TADA_CreateComparableID(.data)

Arguments

.data

A TADA dataframe (data.frame or tibble) with the required columns: TADA.CharacteristicName, TADA.ResultSampleFractionText, TADA.MethodSpeciationName, and TADA.ResultMeasure.MeasureUnitCode.

Value

The input dataframe with:

  • harmonized fields (fraction/speciation/unit) where missing/"none" -> "NONE"

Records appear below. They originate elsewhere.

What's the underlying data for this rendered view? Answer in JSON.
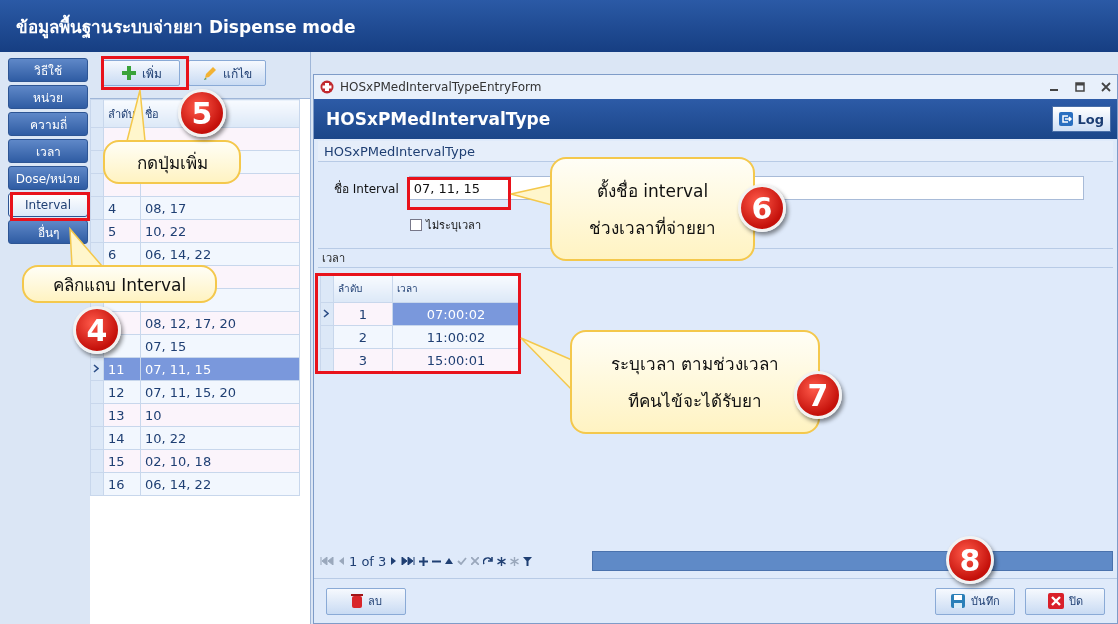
{
  "window": {
    "title": "ข้อมูลพื้นฐานระบบจ่ายยา Dispense mode"
  },
  "nav_tabs": [
    {
      "label": "วิธีใช้",
      "selected": false
    },
    {
      "label": "หน่วย",
      "selected": false
    },
    {
      "label": "ความถี่",
      "selected": false
    },
    {
      "label": "เวลา",
      "selected": false
    },
    {
      "label": "Dose/หน่วย",
      "selected": false
    },
    {
      "label": "Interval",
      "selected": true
    },
    {
      "label": "อื่นๆ",
      "selected": false
    }
  ],
  "toolbar": [
    {
      "label": "เพิ่ม",
      "kind": "add"
    },
    {
      "label": "แก้ไข",
      "kind": "edit"
    }
  ],
  "list_table": {
    "columns": [
      "ลำดับ",
      "ชื่อ"
    ],
    "rows": [
      {
        "selected": false
      },
      {
        "selected": false
      },
      {
        "selected": false
      },
      {
        "number": "4",
        "name": "08, 17",
        "selected": false
      },
      {
        "number": "5",
        "name": "10, 22",
        "selected": false
      },
      {
        "number": "6",
        "name": "06, 14, 22",
        "selected": false
      },
      {
        "selected": false
      },
      {
        "selected": false
      },
      {
        "name": "08, 12, 17, 20",
        "selected": false
      },
      {
        "name": "07, 15",
        "selected": false
      },
      {
        "number": "11",
        "name": "07, 11, 15",
        "selected": true
      },
      {
        "number": "12",
        "name": "07, 11, 15, 20",
        "selected": false
      },
      {
        "number": "13",
        "name": "10",
        "selected": false
      },
      {
        "number": "14",
        "name": "10, 22",
        "selected": false
      },
      {
        "number": "15",
        "name": "02, 10, 18",
        "selected": false
      },
      {
        "number": "16",
        "name": "06, 14, 22",
        "selected": false
      }
    ]
  },
  "dialog": {
    "title": "HOSxPMedIntervalTypeEntryForm",
    "header": "HOSxPMedIntervalType",
    "log_button": "Log",
    "group_title": "HOSxPMedIntervalType",
    "name_label": "ชื่อ Interval",
    "name_value": "07, 11, 15",
    "no_time_checkbox": {
      "label": "ไม่ระบุเวลา",
      "checked": false
    },
    "section_title": "เวลา",
    "time_table": {
      "columns": [
        "ลำดับ",
        "เวลา"
      ],
      "rows": [
        {
          "number": "1",
          "time": "07:00:02",
          "selected": true
        },
        {
          "number": "2",
          "time": "11:00:02",
          "selected": false
        },
        {
          "number": "3",
          "time": "15:00:01",
          "selected": false
        }
      ]
    },
    "navigator": {
      "page": "1 of 3"
    },
    "buttons": [
      {
        "label": "ลบ",
        "kind": "delete"
      },
      {
        "label": "บันทึก",
        "kind": "save"
      },
      {
        "label": "ปิด",
        "kind": "close"
      }
    ]
  },
  "annotations": [
    {
      "kind": "callout",
      "badge": "5",
      "lines": [
        "กดปุ่มเพิ่ม"
      ]
    },
    {
      "kind": "callout",
      "badge": "4",
      "lines": [
        "คลิกแถบ Interval"
      ]
    },
    {
      "kind": "callout",
      "badge": "6",
      "lines": [
        "ตั้งชื่อ interval",
        "ช่วงเวลาที่จ่ายยา"
      ]
    },
    {
      "kind": "callout",
      "badge": "7",
      "lines": [
        "ระบุเวลา ตามช่วงเวลา",
        "ทีคนไข้จะได้รับยา"
      ]
    },
    {
      "kind": "badge",
      "badge": "8"
    }
  ]
}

  • a character column TADA.ComparableDataIdentifier

Details

Harmonization:

  • TADA.ResultSampleFractionText, TADA.MethodSpeciationName, and TADA.ResultMeasure.MeasureUnitCode are first normalized so any blank, NULL/NA, or any case variant of "none" are set to the literal "NONE".

Identifier construction:

  • Each component is trimmed. For the characteristic name only, blanks/NA are converted to the literal "NA". For fraction/speciation/unit, the normalized values are used (i.e., "NONE" where missing).

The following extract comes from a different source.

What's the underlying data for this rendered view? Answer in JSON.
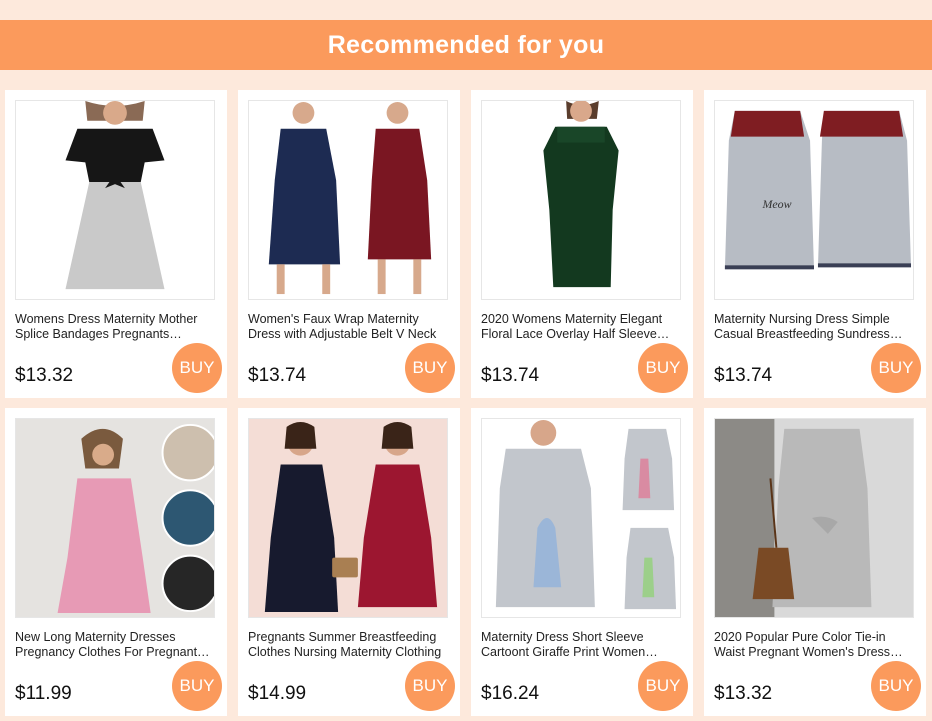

  • Example: "DISSOLVED OXYGEN (DO)_NONE_NONE_MG/L"

Examples

df <- data.frame(
  TADA.CharacteristicName = c("DISSOLVED OXYGEN (DO)", "pH", "Nitrate"),
  TADA.ResultSampleFractionText = c("", NA, "Dissolved"),
  TADA.MethodSpeciationName = c(" ", NA, ""),
  TADA.ResultMeasure.MeasureUnitCode = c("MG/L", "none", NA),
  stringsAsFactors = FALSE
)

out <- TADA_CreateComparableID(df)
out$TADA.ComparableDataIdentifier
#> [1] "DISSOLVED OXYGEN (DO)_NONE_NONE_MG/L"
#> [2] "pH_NONE_NONE_NONE"                   
#> [3] "Nitrate_Dissolved_NONE_NONE"         
# Expected:
# [1] "DISSOLVED OXYGEN (DO)_NONE_NONE_MG/L"
# [2] "pH_NONE_NONE_NONE"
# [3] "Nitrate_Dissolved_NONE_NONE"